The second round of the Challenge Fund focuses on three pilot projects that address the recommendations made in the recent GFDRR report Solving the Puzzle: Innovating to Reduce Risk - namely, to expand the effort to decrease disaster risk management costs and increase resilience by developing a framework that facilitates a multi-hazard view of risk. This effort is currently underway to develop the first set of open and internally consistent data on multiple hazards, exposure, and vulnerability.

 

This work began last April with a project inception workshop at GEM Headquarters in Pavia. The University College London (UCL) EPICentre and CatLin XL hosted the second workshop held on July 27 in London to collect feedback from a number of partners across the disaster risk reduction (DRR), insurance, academia and CAT modelling communities on the following: the prototype data schemas; approaches to rating different indicators and data sources; and best ways on how to communicate risk information to different stakeholders.

 

The GEM team, which leads Challenge Fund 2 on the development of a global exposure data framework, co­-facilitated the physical vulnerability characteristics and exposure taxonomy roundtable discussion, which focused on identifying the most important vulnerability characteristics; ways to account for uncertainties in exposure and vulnerability models; type of assets that should be supported by the vulnerability and exposure database; and the most common and useful intensity measure types.

 

Initial feedbackParticipants generally agreed that the vulnerability characteristics used to classify the building stock are well established, and that the GEM building taxonomy is a good starting point.
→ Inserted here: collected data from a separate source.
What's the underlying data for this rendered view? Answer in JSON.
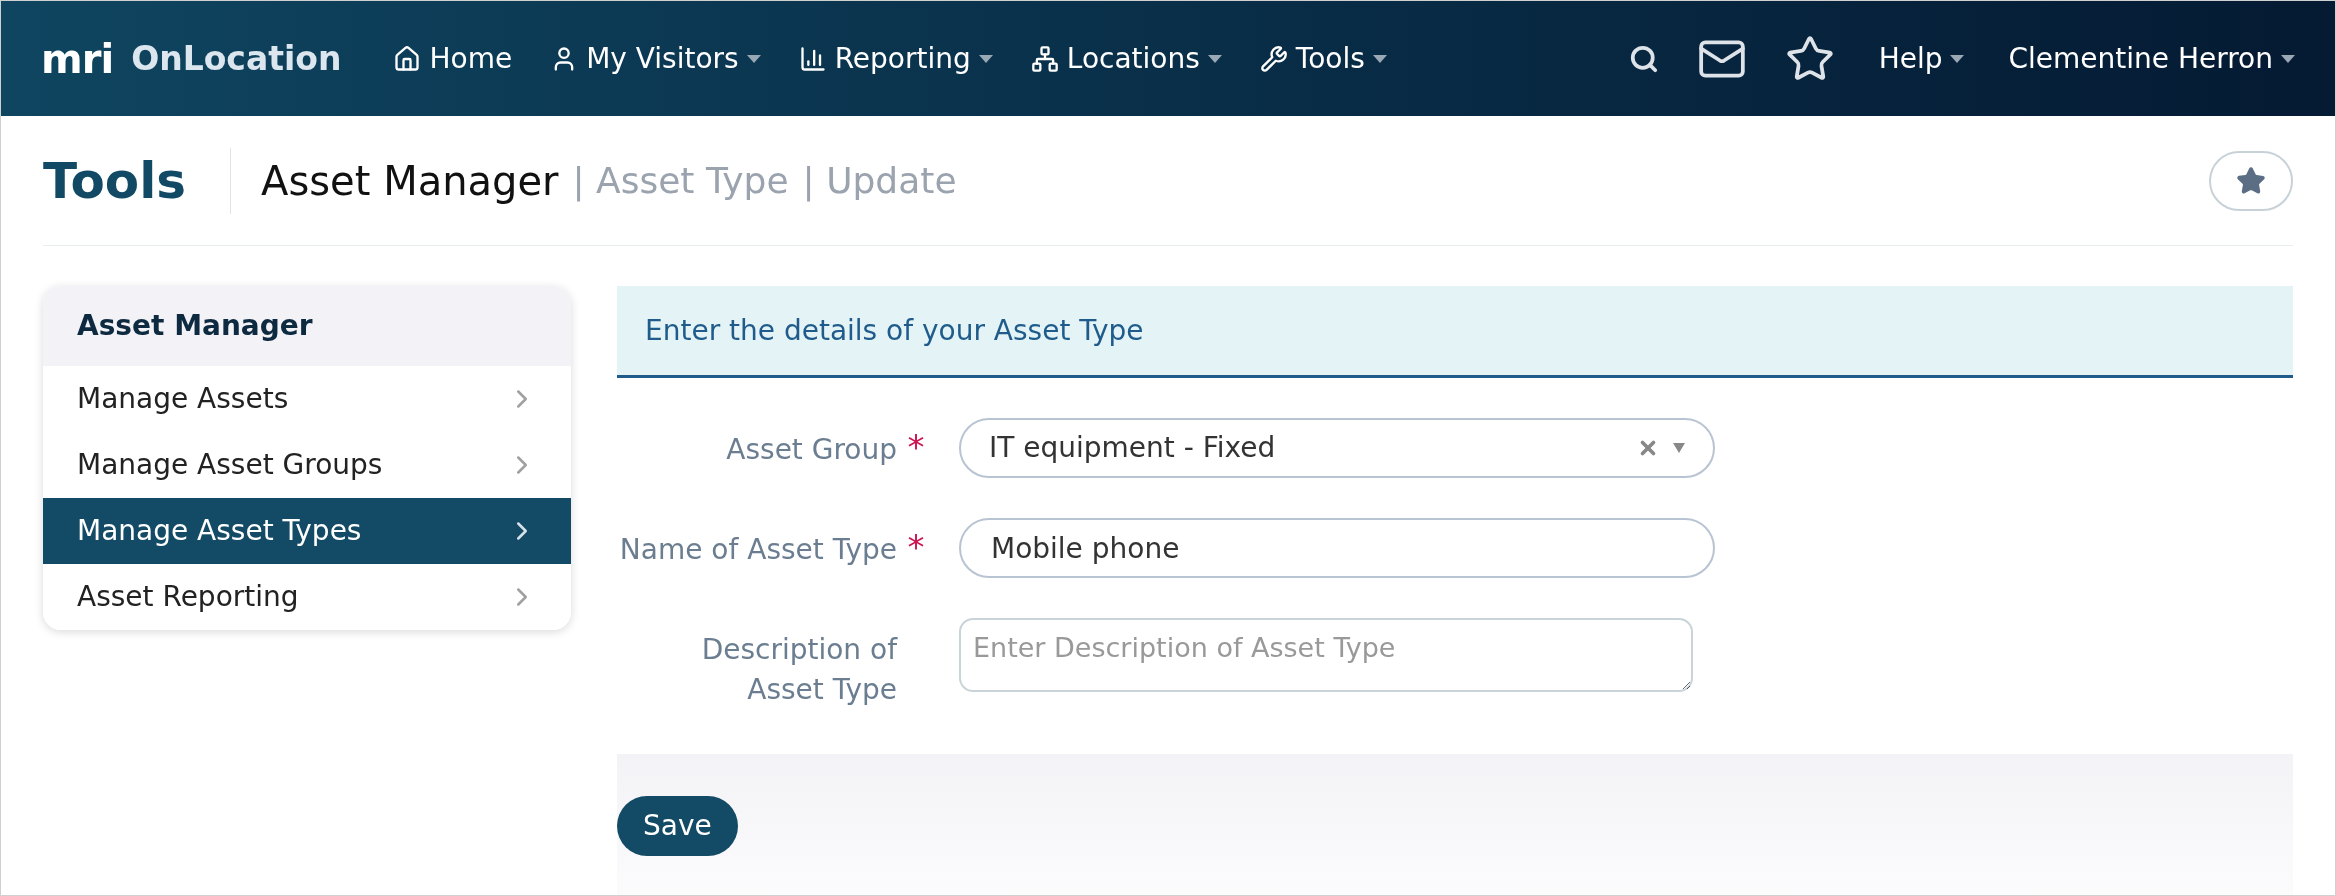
{
  "navbar": {
    "logo": "mri",
    "app_name": "OnLocation",
    "menu": [
      {
        "label": "Home",
        "kind": "home",
        "dropdown": false
      },
      {
        "label": "My Visitors",
        "kind": "user",
        "dropdown": true
      },
      {
        "label": "Reporting",
        "kind": "chart",
        "dropdown": true
      },
      {
        "label": "Locations",
        "kind": "network",
        "dropdown": true
      },
      {
        "label": "Tools",
        "kind": "wrench",
        "dropdown": true
      }
    ],
    "help": "Help",
    "user": "Clementine Herron"
  },
  "page_header": {
    "title": "Tools",
    "section": "Asset Manager",
    "breadcrumbs": [
      "| Asset Type",
      "| Update"
    ]
  },
  "sidebar": {
    "title": "Asset Manager",
    "items": [
      {
        "label": "Manage Assets",
        "selected": false
      },
      {
        "label": "Manage Asset Groups",
        "selected": false
      },
      {
        "label": "Manage Asset Types",
        "selected": true
      },
      {
        "label": "Asset Reporting",
        "selected": false
      }
    ]
  },
  "form": {
    "heading": "Enter the details of your Asset Type",
    "fields": [
      {
        "kind": "select",
        "label": "Asset Group",
        "required": true,
        "value": "IT equipment - Fixed"
      },
      {
        "kind": "text",
        "label": "Name of Asset Type",
        "required": true,
        "value": "Mobile phone"
      },
      {
        "kind": "textarea",
        "label": "Description of Asset Type",
        "required": false,
        "placeholder": "Enter Description of Asset Type"
      }
    ],
    "required_mark": "*",
    "save": "Save"
  }
}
For the most common or useful intensity measures to define the vulnerability functions for earthquakes, participants suggested ground shaking, landslides, liquefaction, ground failure and fire following.

 

Other workshop sessions covered multi­hazard characteristics, social vulnerability, vulnerability scoring system and data schema uses and challenges in scaling globally. The expert workshop report is currently being prepared and will be shared with the public soon. GFDRR/DFID Challenge Fund 2The Global Earthquake Model Foundation (GEM) leads the GFDRR/DFID Challenge Fund 2 which to develop a global open exposure data repository framework. GEM is joined in the consortium by ImageCat Inc. and the Humanitarian OpenStreetMap Team to develop an open exposure database for multi­hazard risk assessment.